Modeling cascading risk diffusion in global container shipping network under dynamic flow reassignment

Unexpected port disruptions, caused by severe congestion or geopolitical conflicts, can lead to reassignment of shipping flows and trigger cascading hazards across the Global Container Shipping Network (GCSN), with far-reaching socioeconomic impacts. Understanding the mechanisms of such cascading risk propagation requires accurate simulation of dynamic flow reassignment and the development of a tailored diffusion model for maritime scenarios. This research introduces a novel cascading modeling framework that captures port-level dynamic shipping flow reassignment and assesses cascading failure diffusion in the GCSN. Using massive container vessel trajectory data, we design a directed and weighted GCSN, identify alternative ports for disrupted nodes through a combination of network topology analysis and geographic nearest-neighbor search, and refine port selection with a nonlinear trajectory cost function incorporating maritime distance, vessel load differences, and port size. Cascading failure is simulated by integrating the Motter-Lai load-capacity model with the dynamic reassignment process, and three maritime-specific vulnerability indicators are proposed to evaluate network resilience.

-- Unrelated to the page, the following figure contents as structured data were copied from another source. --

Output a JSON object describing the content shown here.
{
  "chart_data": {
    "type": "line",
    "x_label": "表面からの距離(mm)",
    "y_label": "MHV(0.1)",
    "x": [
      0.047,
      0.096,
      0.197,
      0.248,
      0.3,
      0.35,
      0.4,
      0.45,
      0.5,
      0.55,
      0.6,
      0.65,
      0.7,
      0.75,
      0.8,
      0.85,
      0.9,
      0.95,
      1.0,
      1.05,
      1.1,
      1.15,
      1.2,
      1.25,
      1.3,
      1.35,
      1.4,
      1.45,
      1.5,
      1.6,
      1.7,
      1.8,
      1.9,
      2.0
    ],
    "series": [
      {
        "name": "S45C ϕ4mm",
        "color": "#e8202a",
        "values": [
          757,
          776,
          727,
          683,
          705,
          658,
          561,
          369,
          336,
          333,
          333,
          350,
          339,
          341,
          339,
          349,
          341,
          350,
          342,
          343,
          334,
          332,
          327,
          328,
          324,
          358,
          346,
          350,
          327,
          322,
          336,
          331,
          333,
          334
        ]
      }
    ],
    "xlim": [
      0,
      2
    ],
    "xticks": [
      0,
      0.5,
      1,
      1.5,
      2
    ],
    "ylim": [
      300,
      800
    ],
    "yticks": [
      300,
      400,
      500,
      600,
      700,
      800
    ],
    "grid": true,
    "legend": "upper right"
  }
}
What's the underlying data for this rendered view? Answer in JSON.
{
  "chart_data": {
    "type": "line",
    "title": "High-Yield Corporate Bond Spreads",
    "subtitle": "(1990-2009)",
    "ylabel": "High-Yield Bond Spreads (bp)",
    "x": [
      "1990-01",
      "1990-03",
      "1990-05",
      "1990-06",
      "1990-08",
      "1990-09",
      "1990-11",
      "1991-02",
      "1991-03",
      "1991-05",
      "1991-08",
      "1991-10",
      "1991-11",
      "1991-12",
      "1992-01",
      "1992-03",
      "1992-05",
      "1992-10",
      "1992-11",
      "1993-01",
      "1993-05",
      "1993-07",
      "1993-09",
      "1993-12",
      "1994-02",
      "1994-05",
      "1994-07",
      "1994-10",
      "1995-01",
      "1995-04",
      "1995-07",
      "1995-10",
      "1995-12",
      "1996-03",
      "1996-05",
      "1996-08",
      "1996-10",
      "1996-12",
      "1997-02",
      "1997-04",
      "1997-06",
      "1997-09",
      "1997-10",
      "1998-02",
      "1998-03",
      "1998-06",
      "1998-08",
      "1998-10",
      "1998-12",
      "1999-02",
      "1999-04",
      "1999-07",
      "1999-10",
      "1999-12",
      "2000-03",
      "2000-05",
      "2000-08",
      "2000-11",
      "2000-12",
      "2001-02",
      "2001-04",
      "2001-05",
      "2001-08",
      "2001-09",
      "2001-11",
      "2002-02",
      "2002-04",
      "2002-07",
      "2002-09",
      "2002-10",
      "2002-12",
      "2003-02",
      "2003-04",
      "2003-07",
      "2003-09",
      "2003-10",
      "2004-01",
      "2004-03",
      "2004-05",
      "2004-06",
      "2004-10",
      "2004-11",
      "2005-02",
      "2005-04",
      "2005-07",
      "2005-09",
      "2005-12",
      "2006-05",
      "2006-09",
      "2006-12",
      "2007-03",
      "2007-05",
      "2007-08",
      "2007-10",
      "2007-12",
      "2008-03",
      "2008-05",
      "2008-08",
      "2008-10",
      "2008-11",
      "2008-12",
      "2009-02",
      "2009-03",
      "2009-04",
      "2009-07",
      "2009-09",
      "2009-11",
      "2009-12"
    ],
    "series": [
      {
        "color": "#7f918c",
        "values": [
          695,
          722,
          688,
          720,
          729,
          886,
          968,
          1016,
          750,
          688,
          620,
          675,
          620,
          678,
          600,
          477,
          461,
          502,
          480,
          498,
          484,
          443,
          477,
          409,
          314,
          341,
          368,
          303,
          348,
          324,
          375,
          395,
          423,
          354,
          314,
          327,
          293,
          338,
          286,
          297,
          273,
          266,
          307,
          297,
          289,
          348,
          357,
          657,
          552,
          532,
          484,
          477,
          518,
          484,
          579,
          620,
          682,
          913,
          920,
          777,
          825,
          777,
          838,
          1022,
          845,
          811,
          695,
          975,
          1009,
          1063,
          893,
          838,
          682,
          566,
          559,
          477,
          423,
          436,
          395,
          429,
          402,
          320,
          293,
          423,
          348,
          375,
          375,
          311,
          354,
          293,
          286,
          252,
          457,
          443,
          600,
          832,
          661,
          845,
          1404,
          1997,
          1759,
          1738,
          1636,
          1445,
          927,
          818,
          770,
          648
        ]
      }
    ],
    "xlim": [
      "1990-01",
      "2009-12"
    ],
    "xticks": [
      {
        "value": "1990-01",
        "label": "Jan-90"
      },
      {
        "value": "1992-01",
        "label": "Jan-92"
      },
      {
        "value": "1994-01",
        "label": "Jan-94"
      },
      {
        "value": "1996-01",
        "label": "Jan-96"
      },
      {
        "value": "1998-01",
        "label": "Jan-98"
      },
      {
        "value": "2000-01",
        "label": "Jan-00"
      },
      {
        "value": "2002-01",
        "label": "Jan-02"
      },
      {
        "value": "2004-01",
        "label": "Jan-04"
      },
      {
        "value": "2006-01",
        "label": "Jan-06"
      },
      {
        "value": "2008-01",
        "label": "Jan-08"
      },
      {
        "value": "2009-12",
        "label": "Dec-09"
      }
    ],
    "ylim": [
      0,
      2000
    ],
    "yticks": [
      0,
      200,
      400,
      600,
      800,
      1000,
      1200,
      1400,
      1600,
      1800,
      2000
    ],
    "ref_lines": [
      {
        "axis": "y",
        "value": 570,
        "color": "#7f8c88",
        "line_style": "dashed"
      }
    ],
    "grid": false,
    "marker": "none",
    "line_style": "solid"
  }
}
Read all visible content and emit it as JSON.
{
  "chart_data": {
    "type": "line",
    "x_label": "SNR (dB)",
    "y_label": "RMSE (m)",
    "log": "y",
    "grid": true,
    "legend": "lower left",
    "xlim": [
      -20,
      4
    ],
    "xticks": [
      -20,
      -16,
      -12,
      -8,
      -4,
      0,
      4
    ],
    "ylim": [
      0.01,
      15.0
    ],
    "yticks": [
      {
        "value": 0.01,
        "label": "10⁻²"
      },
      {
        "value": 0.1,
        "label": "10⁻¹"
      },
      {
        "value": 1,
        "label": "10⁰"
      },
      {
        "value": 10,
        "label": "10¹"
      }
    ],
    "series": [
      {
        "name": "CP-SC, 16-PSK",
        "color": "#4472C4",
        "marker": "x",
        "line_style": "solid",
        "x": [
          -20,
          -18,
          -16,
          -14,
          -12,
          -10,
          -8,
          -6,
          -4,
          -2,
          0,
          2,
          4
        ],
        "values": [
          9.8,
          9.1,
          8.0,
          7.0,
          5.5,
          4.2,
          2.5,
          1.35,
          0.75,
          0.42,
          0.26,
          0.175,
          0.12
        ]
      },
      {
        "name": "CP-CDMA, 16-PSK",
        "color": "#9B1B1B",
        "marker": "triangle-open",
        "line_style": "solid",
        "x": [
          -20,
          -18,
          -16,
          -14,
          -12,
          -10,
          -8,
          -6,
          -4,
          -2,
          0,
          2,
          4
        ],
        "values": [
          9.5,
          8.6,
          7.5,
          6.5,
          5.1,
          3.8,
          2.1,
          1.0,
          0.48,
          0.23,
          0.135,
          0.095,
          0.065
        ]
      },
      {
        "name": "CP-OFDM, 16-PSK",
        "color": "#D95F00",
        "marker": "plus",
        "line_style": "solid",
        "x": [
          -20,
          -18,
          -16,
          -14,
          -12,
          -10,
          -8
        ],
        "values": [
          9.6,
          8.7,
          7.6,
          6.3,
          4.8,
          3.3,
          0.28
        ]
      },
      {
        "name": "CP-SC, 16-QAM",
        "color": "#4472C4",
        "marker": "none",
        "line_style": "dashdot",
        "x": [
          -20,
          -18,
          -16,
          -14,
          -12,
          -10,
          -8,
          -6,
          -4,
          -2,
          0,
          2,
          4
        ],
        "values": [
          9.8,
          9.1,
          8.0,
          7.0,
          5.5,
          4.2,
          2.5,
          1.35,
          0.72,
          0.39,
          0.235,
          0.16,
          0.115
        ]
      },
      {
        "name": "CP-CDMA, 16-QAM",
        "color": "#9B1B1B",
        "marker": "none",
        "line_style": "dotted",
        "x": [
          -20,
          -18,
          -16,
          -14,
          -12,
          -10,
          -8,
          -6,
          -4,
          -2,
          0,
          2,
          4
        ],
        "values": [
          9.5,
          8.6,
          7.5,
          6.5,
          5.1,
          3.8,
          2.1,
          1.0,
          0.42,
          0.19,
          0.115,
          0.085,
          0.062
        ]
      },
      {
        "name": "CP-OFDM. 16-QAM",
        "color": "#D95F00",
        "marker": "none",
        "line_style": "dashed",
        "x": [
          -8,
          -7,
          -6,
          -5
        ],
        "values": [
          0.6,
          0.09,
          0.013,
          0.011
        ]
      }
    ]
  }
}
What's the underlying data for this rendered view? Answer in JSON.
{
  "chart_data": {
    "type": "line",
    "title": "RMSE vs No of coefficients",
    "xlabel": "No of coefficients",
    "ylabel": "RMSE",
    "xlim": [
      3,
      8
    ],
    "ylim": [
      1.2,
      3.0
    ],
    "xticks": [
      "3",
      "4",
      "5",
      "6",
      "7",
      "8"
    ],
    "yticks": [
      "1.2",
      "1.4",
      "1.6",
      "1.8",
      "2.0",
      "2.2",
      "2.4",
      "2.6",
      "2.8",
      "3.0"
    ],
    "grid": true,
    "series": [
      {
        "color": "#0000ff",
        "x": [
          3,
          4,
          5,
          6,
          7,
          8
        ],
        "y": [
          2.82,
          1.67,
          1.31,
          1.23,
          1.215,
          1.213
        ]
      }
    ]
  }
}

The findings show that limiting port loads to 60 % of capacity or increasing port capacity by 40 to 60 % significantly mitigates cascading risk. It also appears that the European port system is found to be more susceptible to cascading disruptions than its East Asian counterpart. The proposed approach provides actionable insights and risk mitigation strategies for enhancing the resilience of global maritime logistics in the face of unexpected disruptions.